There are numerous sites that will calculate the number of calories you can eat and still lose weight. Log onto caloriecontrol.org and answer a few questions. I learned that I can eat as many as 2026 calories a day with some moderate exercise like walking and not gain weight. So if I cut 500 calories a day I should lose one pound a week. Totally doable. However a sedentary person at my height and weight would have to limit calories to 1688 just to maintain those extra pounds – cutting 500 calories would be brutal. So however you look at it, exercise is critical!
Blunder 4 — The “cardio queen” mentality. When I first heard this expression, I knew exactly what it referred to. It’s someone who gets on a cardio machine and spends endless amounts of time on it in the hopes of losing body fat. Some people go up to 90 minutes and longer on a cardio machine. The problem with this strategy is it’s completely ineffective. It’s a poor method to lose body fat and a real time-waster.

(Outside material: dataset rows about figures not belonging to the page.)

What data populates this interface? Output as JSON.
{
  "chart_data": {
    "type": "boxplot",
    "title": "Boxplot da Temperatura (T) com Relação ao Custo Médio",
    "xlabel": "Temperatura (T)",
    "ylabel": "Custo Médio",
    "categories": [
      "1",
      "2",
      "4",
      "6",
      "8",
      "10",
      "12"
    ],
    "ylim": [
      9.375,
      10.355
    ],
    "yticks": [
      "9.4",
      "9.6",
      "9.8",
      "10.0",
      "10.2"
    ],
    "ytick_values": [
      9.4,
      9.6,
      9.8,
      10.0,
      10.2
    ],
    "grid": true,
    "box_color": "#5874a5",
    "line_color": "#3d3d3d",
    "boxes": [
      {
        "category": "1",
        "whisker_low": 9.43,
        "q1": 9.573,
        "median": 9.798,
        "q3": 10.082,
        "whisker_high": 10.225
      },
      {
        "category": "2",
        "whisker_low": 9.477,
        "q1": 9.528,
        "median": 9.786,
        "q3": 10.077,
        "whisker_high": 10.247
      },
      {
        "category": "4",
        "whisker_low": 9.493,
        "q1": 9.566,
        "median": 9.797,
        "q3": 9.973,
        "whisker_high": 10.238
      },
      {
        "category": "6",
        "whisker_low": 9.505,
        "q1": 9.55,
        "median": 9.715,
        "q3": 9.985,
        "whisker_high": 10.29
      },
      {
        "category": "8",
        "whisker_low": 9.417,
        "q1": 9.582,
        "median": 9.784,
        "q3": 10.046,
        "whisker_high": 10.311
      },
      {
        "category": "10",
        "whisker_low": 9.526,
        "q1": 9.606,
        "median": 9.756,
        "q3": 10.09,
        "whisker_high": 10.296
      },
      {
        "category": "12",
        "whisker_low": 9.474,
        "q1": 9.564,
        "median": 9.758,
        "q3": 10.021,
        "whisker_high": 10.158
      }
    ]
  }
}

You can work out for long sessions with moderate intensity or use shorter sessions with higher intensity (based on your fitness level).
The shorter, more-intense session will burn more overall calories and preserve muscle, which will make you look tight and lean when you get to your scale weight goal. In addition, the shorter/intense sessions will have a more profound effect on the calories you continue to burn 24 hours after completing the session. This is referred to as the 24-hour afterburn.
Want to lose fat efficiently through cardio? Pick up your pace a bit and try to get a more intense and efficient 30 to 45 minutes. You don’t need to be huffing and puffing for dear life, just increase the intensity a bit and keep it sustained at a higher level within your target heart-rate range.